The light in the Pail was redder and brighter than the red planet Mars in his rising or the sun in his setting, and all in the room was a lovely crimson glow, and Joan, as she gazed at the Pail again, heard the rippling voice outside her door: ‘Give me my light! give me my sunbeams!’ and it continued rippling its demand until the woman’s kind heart was troubled.

‘Poor little Pool!’ she said to herself at last. ‘I expect it is feeling as wisht without its light as I was before my Ninnie-Dinnie came in the costan. ’Tis wrong to want to keep what will brighten something else. I don’t s’pose even a little moor-pool can be happy and bear flowers on its bosom without sunbeams and light,’ and she told the child to give back the Pool its own.

‘I can’t,’ said Ninnie-Dinnie. ‘Only you can do that. Lean on me,’ offering her tiny arm, ‘and I’ll help you to get the Pail to give the dear little Pool its sunbeams.’

Joan was greatly amused that a dinky little maid like her, scarcely bigger than a large doll, could support a great helpless body like herself to walk across the floor; and she laughed, and, as she laughed, the Pool cried again in such a beseeching voice that she unwittingly put her hand on the child’s shoulder, and immediately found herself at the door, with the Pail in her hand, before she knew!
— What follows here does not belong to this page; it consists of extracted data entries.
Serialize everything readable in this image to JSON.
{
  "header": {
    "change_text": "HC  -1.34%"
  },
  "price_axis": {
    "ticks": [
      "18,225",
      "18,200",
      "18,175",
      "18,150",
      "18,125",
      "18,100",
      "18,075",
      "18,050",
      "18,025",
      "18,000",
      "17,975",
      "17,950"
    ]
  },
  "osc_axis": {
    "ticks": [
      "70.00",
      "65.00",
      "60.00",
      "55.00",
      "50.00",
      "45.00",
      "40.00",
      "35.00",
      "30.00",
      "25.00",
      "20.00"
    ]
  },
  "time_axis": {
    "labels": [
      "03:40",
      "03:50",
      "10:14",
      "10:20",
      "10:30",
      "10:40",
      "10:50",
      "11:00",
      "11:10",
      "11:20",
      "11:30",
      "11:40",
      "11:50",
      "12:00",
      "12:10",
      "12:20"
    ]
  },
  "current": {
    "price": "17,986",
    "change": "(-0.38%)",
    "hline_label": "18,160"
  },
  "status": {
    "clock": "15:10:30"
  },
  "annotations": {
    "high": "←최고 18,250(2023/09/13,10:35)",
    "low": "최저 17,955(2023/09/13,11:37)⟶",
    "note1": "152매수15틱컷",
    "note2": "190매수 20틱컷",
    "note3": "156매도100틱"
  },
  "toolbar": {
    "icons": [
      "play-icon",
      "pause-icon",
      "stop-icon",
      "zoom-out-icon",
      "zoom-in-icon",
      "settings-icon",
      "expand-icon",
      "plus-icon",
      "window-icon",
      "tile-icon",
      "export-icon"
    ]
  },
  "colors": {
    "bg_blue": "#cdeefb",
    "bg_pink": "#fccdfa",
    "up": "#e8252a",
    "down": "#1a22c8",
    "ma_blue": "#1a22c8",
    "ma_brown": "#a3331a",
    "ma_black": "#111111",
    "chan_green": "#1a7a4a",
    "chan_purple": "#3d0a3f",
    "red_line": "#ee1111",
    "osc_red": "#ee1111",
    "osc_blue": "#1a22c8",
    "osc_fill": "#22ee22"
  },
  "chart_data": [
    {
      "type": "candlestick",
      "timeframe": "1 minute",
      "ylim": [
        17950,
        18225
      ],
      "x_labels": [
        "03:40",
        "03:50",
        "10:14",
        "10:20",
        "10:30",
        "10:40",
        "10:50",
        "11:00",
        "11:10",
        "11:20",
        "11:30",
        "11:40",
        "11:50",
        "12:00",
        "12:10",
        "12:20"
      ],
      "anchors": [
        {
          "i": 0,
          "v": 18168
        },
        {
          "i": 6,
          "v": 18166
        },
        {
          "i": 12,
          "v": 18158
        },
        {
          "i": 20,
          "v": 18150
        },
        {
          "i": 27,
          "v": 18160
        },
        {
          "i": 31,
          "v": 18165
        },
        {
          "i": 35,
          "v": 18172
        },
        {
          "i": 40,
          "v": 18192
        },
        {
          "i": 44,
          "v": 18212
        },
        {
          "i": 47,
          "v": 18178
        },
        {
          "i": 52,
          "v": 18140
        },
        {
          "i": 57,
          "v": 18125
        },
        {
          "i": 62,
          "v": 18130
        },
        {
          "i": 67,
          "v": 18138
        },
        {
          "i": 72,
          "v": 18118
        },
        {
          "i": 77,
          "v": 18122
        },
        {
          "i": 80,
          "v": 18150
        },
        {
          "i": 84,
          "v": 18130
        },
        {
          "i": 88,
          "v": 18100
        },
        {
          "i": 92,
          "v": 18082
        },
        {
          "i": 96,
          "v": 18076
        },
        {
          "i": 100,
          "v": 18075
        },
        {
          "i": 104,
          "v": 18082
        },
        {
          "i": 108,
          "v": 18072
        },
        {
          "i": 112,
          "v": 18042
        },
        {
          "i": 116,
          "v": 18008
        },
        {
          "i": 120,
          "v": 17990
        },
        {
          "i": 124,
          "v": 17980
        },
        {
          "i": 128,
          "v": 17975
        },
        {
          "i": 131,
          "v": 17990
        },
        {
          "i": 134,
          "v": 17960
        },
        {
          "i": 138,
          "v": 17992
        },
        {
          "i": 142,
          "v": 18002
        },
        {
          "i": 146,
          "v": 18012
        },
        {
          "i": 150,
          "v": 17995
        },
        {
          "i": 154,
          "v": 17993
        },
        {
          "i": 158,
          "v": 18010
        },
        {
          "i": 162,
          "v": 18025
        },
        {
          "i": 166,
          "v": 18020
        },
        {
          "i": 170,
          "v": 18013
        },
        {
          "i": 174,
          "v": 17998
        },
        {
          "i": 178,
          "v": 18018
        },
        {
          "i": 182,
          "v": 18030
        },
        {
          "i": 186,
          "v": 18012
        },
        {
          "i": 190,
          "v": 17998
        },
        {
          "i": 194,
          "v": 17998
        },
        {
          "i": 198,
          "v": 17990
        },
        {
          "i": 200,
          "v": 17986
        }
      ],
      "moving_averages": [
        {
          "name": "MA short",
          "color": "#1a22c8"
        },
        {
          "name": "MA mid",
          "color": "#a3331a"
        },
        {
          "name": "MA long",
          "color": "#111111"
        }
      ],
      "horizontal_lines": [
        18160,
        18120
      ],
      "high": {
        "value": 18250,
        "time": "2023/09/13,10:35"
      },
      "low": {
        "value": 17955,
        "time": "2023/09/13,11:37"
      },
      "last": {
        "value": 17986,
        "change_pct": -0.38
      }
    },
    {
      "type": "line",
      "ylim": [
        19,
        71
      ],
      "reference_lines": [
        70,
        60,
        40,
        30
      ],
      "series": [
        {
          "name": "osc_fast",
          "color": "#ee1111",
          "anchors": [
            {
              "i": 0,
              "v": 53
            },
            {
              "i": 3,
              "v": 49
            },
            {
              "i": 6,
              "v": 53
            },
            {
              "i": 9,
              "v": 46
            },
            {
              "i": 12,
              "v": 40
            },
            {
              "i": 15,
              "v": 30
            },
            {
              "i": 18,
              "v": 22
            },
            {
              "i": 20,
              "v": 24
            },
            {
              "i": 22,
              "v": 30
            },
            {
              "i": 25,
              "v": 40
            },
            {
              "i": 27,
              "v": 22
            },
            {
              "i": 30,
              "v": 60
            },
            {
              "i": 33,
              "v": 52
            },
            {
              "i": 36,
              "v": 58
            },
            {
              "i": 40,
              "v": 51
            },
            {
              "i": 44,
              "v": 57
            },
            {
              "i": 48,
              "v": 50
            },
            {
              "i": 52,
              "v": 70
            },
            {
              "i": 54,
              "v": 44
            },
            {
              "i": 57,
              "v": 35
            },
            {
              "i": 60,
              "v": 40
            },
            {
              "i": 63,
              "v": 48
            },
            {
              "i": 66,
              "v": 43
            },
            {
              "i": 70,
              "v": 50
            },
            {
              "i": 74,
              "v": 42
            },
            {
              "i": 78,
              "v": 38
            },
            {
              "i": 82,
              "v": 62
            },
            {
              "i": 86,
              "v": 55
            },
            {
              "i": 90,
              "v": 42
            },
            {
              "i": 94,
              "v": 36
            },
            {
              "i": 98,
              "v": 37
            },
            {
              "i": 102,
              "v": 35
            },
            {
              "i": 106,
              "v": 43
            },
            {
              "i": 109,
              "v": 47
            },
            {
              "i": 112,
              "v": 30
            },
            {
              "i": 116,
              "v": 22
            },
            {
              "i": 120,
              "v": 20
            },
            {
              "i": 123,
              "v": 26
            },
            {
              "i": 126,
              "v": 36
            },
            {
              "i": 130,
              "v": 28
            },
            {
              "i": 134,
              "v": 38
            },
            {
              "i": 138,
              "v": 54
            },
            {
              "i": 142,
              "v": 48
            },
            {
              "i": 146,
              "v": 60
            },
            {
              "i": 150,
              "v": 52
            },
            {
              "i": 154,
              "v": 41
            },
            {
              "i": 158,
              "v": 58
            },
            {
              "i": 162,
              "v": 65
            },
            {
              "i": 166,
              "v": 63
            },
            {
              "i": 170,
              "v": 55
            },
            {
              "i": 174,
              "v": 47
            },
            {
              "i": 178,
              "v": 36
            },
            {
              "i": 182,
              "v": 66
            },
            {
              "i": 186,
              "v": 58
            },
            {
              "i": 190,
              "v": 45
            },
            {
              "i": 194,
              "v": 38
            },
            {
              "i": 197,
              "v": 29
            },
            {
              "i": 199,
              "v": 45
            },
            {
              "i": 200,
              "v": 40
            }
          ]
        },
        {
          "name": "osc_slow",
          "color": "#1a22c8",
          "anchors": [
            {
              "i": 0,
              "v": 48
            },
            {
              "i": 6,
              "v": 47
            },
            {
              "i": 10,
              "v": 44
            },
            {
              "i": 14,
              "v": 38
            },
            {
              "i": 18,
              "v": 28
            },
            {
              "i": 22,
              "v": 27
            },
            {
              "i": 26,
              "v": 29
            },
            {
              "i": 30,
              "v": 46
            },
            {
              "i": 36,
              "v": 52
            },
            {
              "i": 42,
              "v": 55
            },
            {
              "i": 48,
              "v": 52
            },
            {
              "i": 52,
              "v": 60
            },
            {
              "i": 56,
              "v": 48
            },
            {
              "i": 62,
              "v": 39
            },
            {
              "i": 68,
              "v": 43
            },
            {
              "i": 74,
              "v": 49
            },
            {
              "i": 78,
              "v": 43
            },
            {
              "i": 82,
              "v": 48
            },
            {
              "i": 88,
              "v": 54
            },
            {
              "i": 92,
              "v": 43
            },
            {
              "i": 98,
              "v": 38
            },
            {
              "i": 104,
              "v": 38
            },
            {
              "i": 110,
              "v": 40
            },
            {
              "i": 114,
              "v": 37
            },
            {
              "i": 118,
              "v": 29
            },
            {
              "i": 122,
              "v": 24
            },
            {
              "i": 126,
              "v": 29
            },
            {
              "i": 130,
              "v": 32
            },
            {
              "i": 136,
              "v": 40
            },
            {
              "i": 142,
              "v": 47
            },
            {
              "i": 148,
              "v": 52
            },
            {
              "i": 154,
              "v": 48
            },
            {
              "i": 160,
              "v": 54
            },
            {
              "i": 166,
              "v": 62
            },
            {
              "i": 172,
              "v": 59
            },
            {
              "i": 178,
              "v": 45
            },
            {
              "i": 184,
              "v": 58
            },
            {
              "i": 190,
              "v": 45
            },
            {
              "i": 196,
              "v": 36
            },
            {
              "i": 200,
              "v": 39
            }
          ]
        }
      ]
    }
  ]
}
‘I give ’ee back your brightness, dear little Pool,’ she said, ‘and much obliged I am to ’ee for letting me have it here in my little room. Now go along home to where you belong, amongst the griglans.’[22] And the little Pool took its shine and left, twisting and twirling its way back to its place, shining and rippling as it went.

‘The pool will shine all the more brightly to-morrow for having given you its sunbeams,’ said the child, as she helped Joan back to her chair.